HARDINXVELD - Het LCJ werkt nauw samen met de HHJO, de jongerenorganisatie van de Hersteld Hervormde Kerk. Een van de gezamenlijke projecten is een onderzoek onder een groot aantal catechisanten - waarvan de eerste resultaten nu bekend zijn. Maarten van Middelkoop: „Laten we de vmbo’ers niet vergeten.”

Alle catechisanten van bij het LCJ en de HHJO aangesloten gemeenten ontvingen een enquête. Vanuit christelijke gereformeerde kerken kwamen, aldus Van Middelkoop, zo’n 3300 ingevulde formulieren terug; vanuit hersteld hervormde gemeenten een kleine 3000.

Hoewel de onderzoeksresultaten nog verder geanalyseerd moeten worden, kan er op basis van de ingevulde enquêteformulieren al wel iets gezegd worden, zegt de scheidend bureaumanager. Bijbellezen blijkt ongeveer de helft van de catechisanten die de enquête invulden te doen, bidden een nog iets hoger aantal. „We hebben de catechisanten ook gevraagd of zij over het algemeen begrijpen wat ze lezen in de Bijbel. Wat ons erg opviel, is dat bijna twee derde van de lager opgeleide jongeren, vmbo en mbo, aangeeft bijna nooit of nooit te begrijpen wat ze lezen. Ik vind dat heel verontrustend. Van de hbo’ers of hoger geeft driekwart tot vier vijfde aan wel te begrijpen wat ze lezen. Het geeft wel aan dat juist de vmbo’ers de pastorale aandacht van de jeugdwerkleider of catecheet behoeven.”

Van Middelkoop: „In de meeste gemeenten is het ouderenpastoraat gelukkig goed geregeld.
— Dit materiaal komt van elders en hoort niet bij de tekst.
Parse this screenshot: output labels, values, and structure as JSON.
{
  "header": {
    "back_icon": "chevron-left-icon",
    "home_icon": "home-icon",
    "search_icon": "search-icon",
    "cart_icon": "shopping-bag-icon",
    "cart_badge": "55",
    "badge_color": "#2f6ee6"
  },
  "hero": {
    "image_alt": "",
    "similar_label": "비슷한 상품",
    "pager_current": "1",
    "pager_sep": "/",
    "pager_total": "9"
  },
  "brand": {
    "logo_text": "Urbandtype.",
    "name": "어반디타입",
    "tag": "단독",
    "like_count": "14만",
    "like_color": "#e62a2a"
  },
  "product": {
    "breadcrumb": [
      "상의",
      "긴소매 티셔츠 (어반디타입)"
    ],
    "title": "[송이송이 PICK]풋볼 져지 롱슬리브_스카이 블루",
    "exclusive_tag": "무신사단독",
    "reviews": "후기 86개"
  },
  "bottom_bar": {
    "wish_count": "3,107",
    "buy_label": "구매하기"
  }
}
En er komt ook steeds meer aandacht voor jeugdpastoraat, maar dat is een stuk lastiger. Toch zijn persoonlijke aandacht voor jongeren, een luisterend oor en tijd voor hen heel belangrijk. Het is jammer wanneer veel jongeren alleen een persoonlijk gesprek met een ambtsdrager hebben als zij daar zelf om vragen.”

Het lijkt erop dat minder dan 50 procent van de jongeren serieus betrokken is op de dienst van de Heere, zegt Van Middelkoop. Hierin komen jongeren uit CGK en HHK volgens hem overeen. „Dit zijn vaak ook de jongeren die op een jeugdvereniging zitten.”

Wat het onderzoek óók uitwijst, is dat nogal wat jongeren in twee werelden leven. Van Middelkoop: „Het is me wel eens gebeurd op een Bijbelstudieconferentie, dat je jongeren die het ene moment serieus meedoen met een Bijbelstudie, het volgende moment in een hoekje achter de laptop een filmpje ziet zitten te kijken. Film, popmuziek, gospelmuziek - het heeft een ontzaglijk grote aantrekkingskracht op onze jongeren.”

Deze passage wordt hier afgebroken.